From the Cauldron by Fred Phillips (Thanks, Tavie!)


  1. i love this. i’m feeling inspired to revisit a genre that i haven’t indulged in in ages. congratulations mr phillips!

  2. I skimmed the article, saw “Asperger’s” and then mis-re-read the title as referring to a “…73-year-old retired civil savant”


    Congratulations, Mr. Phillips.

  3. Awesome, I take exception to the “not successful” bit. If he fancied himself happy, I would call him successful.

  4. P.S. Thanks for posting this, Cory. This is way better a Christmas present than the books I got him. (Like he has room for more books.)

  5. “He wasn’t what you would call successful”

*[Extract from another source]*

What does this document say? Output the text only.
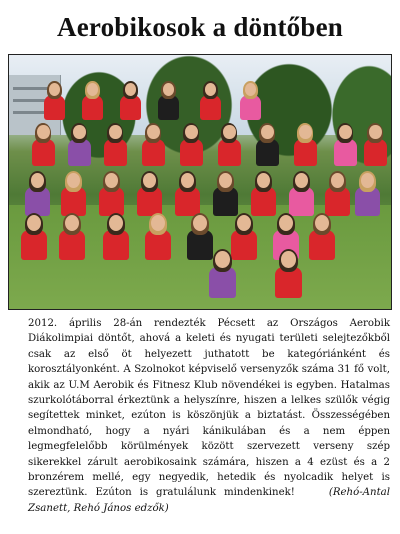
Aerobikosok a döntőben

2012. április 28-án rendezték Pécsett az Országos Aerobik Diákolimpiai döntőt, ahová a keleti és nyugati területi selejtezőkből csak az első öt helyezett juthatott be kategóriánként és korosztályonként. A Szolnokot képviselő versenyzők száma 31 fő volt, akik az U.M Aerobik és Fitnesz Klub növendékei is egyben. Hatalmas szurkolótáborral érkeztünk a helyszínre, hiszen a lelkes szülők végig segítettek minket, ezúton is köszönjük a biztatást. Összességében elmondható, hogy a nyári kánikulában és a nem éppen legmegfelelőbb körülmények között szervezett verseny szép sikerekkel zárult aerobikosaink számára, hiszen a 4 ezüst és a 2 bronzérem mellé, egy negyedik, hetedik és nyolcadik helyet is szereztünk. Ezúton is gratulálunk mindenkinek!	(Rehó-Antal Zsanett, Rehó János edzők)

    Actually, he sounds like he was probably enjoying life, rather than being a slave to it. That’s pretty much the only reasonable definition of success.

  6. ‘He wasn’t what you would call successful’

    He is successful in the ways that matter and that makes this a great story!

    Thanks Cory!

  7. Great story!

    I’m intrigued, but I want to see a little of his work. Perhaps we could get a sample of one of his poems?

  8. These responses are really warming my heart. Of course, Dad doesn’t know how to click a link so I’ll probably have to print them out and show them to him… hehehe. Old people.

    @Stalking cat, he doesn’t have much published online, but this bit of verse from a 60s fanzine is actually not a bad representation of his style:

    The work in “From the Cauldron” isn’t as light or self-referential and deals more with arcane, gothic subject matter. But this is all I could find online. :)

  9. Dad sez,


    O, sister, whence art thou unto us come?
    Our road with peril fraught and none to guide
    Hath stretched since youth until our strength were done
    And shelter there was none wherein to hide.
    From Bekra, long timeworn when Khem were old,
    Thy mystic lyre bore thou as our Sign,
    Thou, whose ancient tales as yet untold
    Whose Singers served as Luna-masters’ kine.
    Upon our hearts thine ancient Seal was set
    That binds us to some covert Being still
    For aeons till our Destiny were met
    Our ancient geas we may at last fulfill,
    And when their tattered banners they unfurl,
    They will once more reoccupy the world.

    -Fred Phillips
    Roosevelt Island, N.Y.
    April 10, 2010

  10. I have had the pleasure and the privilege of reading Fred’s poetry in his amateur journal for the Esoteric Order of Dagon Amateur Press Association. This book is something I have been looking forward to for some time.

    Martin A

  11. Fred is one of our major weird poets. I also have had the pleasure of reading his poetry through the EOD. Anyone who enjoys weird and fantastic verse, and indeed, poetry of an old-fashioned formalist and well-craft quality, should read Fred’s collection.